➀➀

8.5K 1.1K 271
                                    

Eleven: Esmee Denters - It's Summer Because We Say So


Pamela melambai pada Mary sebelum akhirnya keduanya berpisah di depan gerbang sekolah. Gadis itu melirik jamnya dan mendesah lega karena dia masih punya banyak waktu untuk sampai ke Pizza Crunch, jadi ia tak perlu terburu-buru.

Pamela baru saja akan memasang headset di telinganya ketika seseorang menepuk pundaknya. Gadis itu spontan menoleh, dan langsung tersenyum begitu melihat Calum berdiri disana.

"Hey," sapa Pamela dengan suara pelan, lalu memasukkan headsetnya kembali ke tas.

"Where are you going?" tanya Calum sambil tersenyum.

"Work," kata Pamela lalu melirik Calum sekilas. "Where are you going?"

"To the bookstore near the supermarket," Calum menendang sebuah kerikil yang sempat hampir terinjak itu. "Are you free this Saturday?"

Pamela hampir saja menghentikkan langkahnya, namun ia tahan. Ia merasa seolah tenggorokannya dicekat oleh sesuatu, dan ia tidak tahu harus menjawab apa. Itu adalah pertanyaan yang Pamela berusaha hindari dari kemarin-kemarin.

"Cal, I- I don't know-"

"No, it's okay," Calum memotong sambil terkekeh santai. "I promise it's not a date. I mean, we can't just go from friends to more-than-friends, right?"
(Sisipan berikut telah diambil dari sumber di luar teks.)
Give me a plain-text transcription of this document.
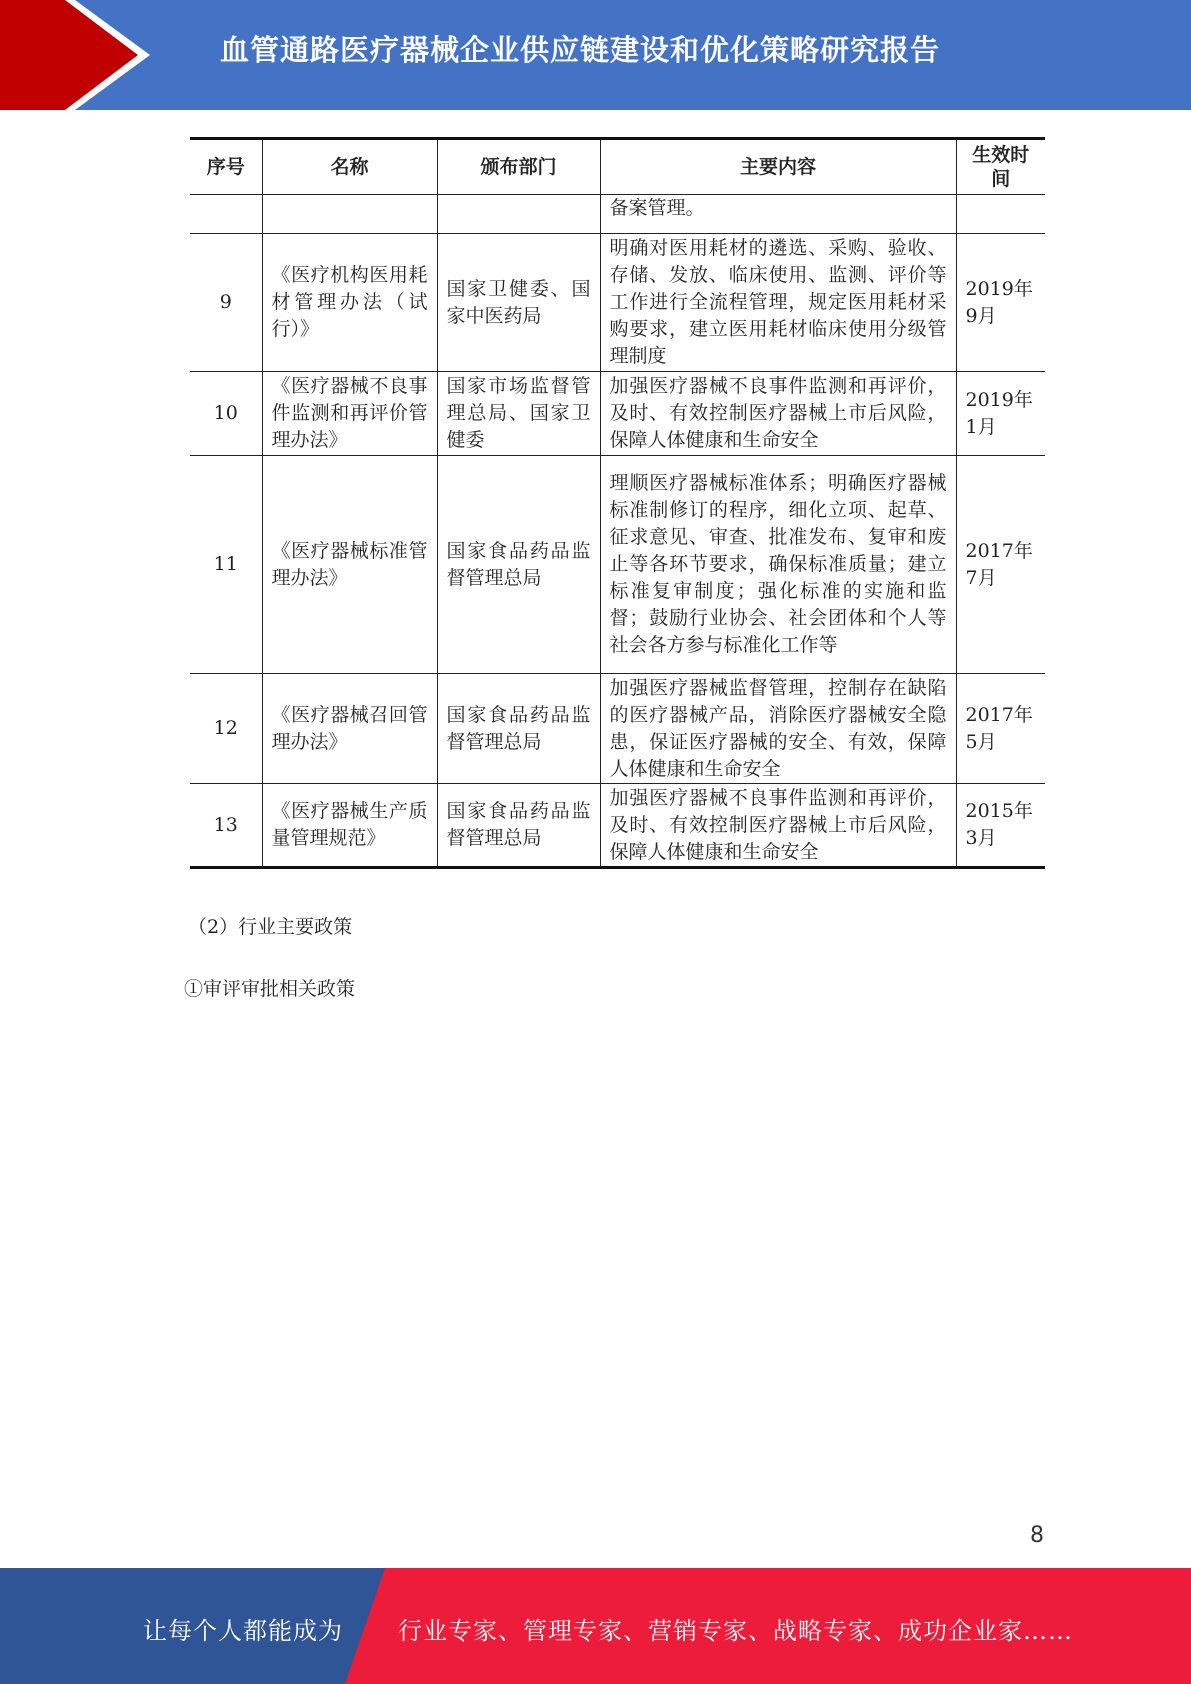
血管通路医疗器械企业供应链建设和优化策略研究报告
序号	名称	颁布部门	主要内容	生效时间
			备案管理。	
9	《医疗机构医用耗材管理办法（试行）》	国家卫健委、国家中医药局	明确对医用耗材的遴选、采购、验收、存储、发放、临床使用、监测、评价等工作进行全流程管理，规定医用耗材采购要求，建立医用耗材临床使用分级管理制度	2019年9月
10	《医疗器械不良事件监测和再评价管理办法》	国家市场监督管理总局、国家卫健委	加强医疗器械不良事件监测和再评价，及时、有效控制医疗器械上市后风险，保障人体健康和生命安全	2019年1月
11	《医疗器械标准管理办法》	国家食品药品监督管理总局	理顺医疗器械标准体系；明确医疗器械标准制修订的程序，细化立项、起草、征求意见、审查、批准发布、复审和废止等各环节要求，确保标准质量；建立标准复审制度；强化标准的实施和监督；鼓励行业协会、社会团体和个人等社会各方参与标准化工作等	2017年7月
12	《医疗器械召回管理办法》	国家食品药品监督管理总局	加强医疗器械监督管理，控制存在缺陷的医疗器械产品，消除医疗器械安全隐患，保证医疗器械的安全、有效，保障人体健康和生命安全	2017年5月
13	《医疗器械生产质量管理规范》	国家食品药品监督管理总局	加强医疗器械不良事件监测和再评价，及时、有效控制医疗器械上市后风险，保障人体健康和生命安全	2015年3月
（2）行业主要政策
①审评审批相关政策
8
让每个人都能成为 行业专家、管理专家、营销专家、战略专家、成功企业家……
Pamela tidak menjawab. Gadis itu memainkan jari-jarinya dengan gugup dan berusaha tidak membuat kontak mata dengan Calum.

"Why are you trying to push me away?" tanya Calum, pelan dan lembut seolah ia tak mau Pamela salah paham akan pertanyaannya.
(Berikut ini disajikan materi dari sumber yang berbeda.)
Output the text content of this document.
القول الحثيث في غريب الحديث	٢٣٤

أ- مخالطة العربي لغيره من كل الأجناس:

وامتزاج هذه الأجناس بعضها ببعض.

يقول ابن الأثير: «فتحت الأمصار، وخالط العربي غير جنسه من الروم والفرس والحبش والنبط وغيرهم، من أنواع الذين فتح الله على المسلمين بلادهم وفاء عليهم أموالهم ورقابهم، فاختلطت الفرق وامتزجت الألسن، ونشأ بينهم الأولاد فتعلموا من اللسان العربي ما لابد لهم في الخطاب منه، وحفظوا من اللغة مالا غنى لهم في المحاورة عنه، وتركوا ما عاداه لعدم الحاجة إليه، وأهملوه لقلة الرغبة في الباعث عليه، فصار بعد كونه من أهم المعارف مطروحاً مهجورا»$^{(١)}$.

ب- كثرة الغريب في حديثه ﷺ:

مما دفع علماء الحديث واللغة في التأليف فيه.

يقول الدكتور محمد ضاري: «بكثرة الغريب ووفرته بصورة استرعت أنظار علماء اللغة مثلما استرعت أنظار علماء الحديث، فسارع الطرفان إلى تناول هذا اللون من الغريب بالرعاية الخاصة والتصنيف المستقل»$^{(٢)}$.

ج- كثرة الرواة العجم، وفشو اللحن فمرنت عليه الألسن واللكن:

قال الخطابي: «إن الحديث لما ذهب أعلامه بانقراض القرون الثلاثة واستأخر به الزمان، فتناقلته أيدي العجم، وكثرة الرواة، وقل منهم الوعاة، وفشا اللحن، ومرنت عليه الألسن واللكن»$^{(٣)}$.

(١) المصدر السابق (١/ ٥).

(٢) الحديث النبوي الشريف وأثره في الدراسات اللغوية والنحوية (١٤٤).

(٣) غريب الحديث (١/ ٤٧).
"I'm not," Pamela tertawa pahit. "Just confused."

"Confused about what?" tanya Calum lagi.

Maybe about the fact that you ignored me all these years and now that my bestfriend told you I like(d) you, you just suddenly come up to my life and act like we were okay. "Nothing though," ujar Pamela setelah beberapa saat.

"Well, you have my number right? It's still the same as the last time I texted you," ujar Calum sambil memasukkan kedua tangannya ke sakunya.
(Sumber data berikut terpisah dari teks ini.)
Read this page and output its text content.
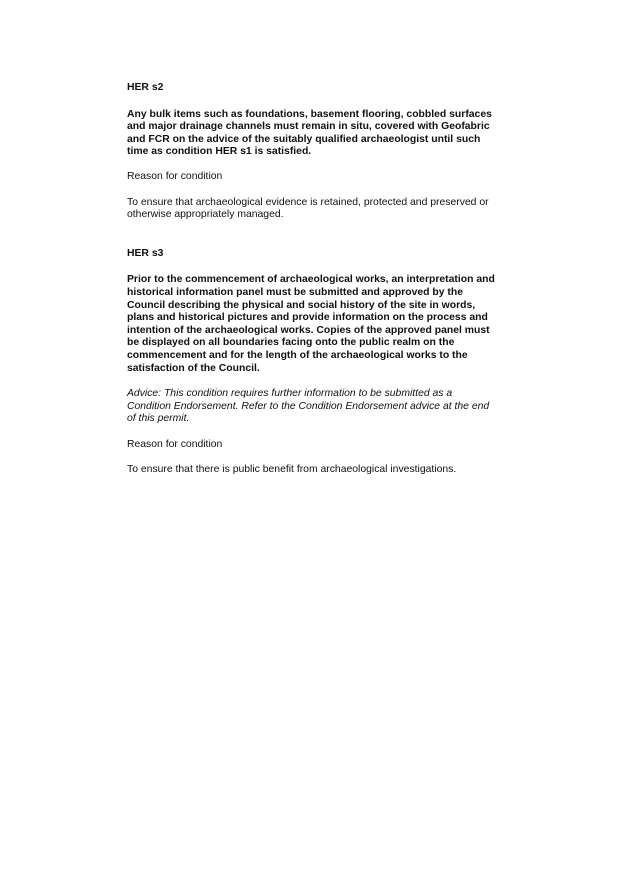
HER s2

Any bulk items such as foundations, basement flooring, cobbled surfaces
and major drainage channels must remain in situ, covered with Geofabric
and FCR on the advice of the suitably qualified archaeologist until such
time as condition HER s1 is satisfied.

Reason for condition

To ensure that archaeological evidence is retained, protected and preserved or
otherwise appropriately managed.

HER s3

Prior to the commencement of archaeological works, an interpretation and
historical information panel must be submitted and approved by the
Council describing the physical and social history of the site in words,
plans and historical pictures and provide information on the process and
intention of the archaeological works. Copies of the approved panel must
be displayed on all boundaries facing onto the public realm on the
commencement and for the length of the archaeological works to the
satisfaction of the Council.

Advice: This condition requires further information to be submitted as a
Condition Endorsement. Refer to the Condition Endorsement advice at the end
of this permit.

Reason for condition

To ensure that there is public benefit from archaeological investigations.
Pamela mengangguk asal, bahkan tidak ingat apa dia masih menyimpan nomer Calum atau tidak. Terakhir kali mereka bertukar pesan sudah lama sekali, dan itupun karena Calum mengucapkan Pamela selamat Hari Natal.

"Please, just let me know when you're free," Calum tersenyum lalu melambai. Cowok itu menyebrangi jalan yang berlawanan dengan arah Pamela sekarang.

Gadis itu hanya mengangguk lalu berjalan dengan gontai ke Pizza Crunch. Setidaknya, ia bisa melihat wajah malaikat Luke hari ini untuk menambah mood-nya.


++


"I swear she falls for you more and more everyday," ujar Riddick dari balik pintu dapur, mengundang dengusan dari Luke.

"Shut up," ujar Luke yang tengah menggambar desain Pizza Crunch ala imajinasinya. Terdengar suara tawa Riddick di belakang sana yang semakin membuat Luke sebal.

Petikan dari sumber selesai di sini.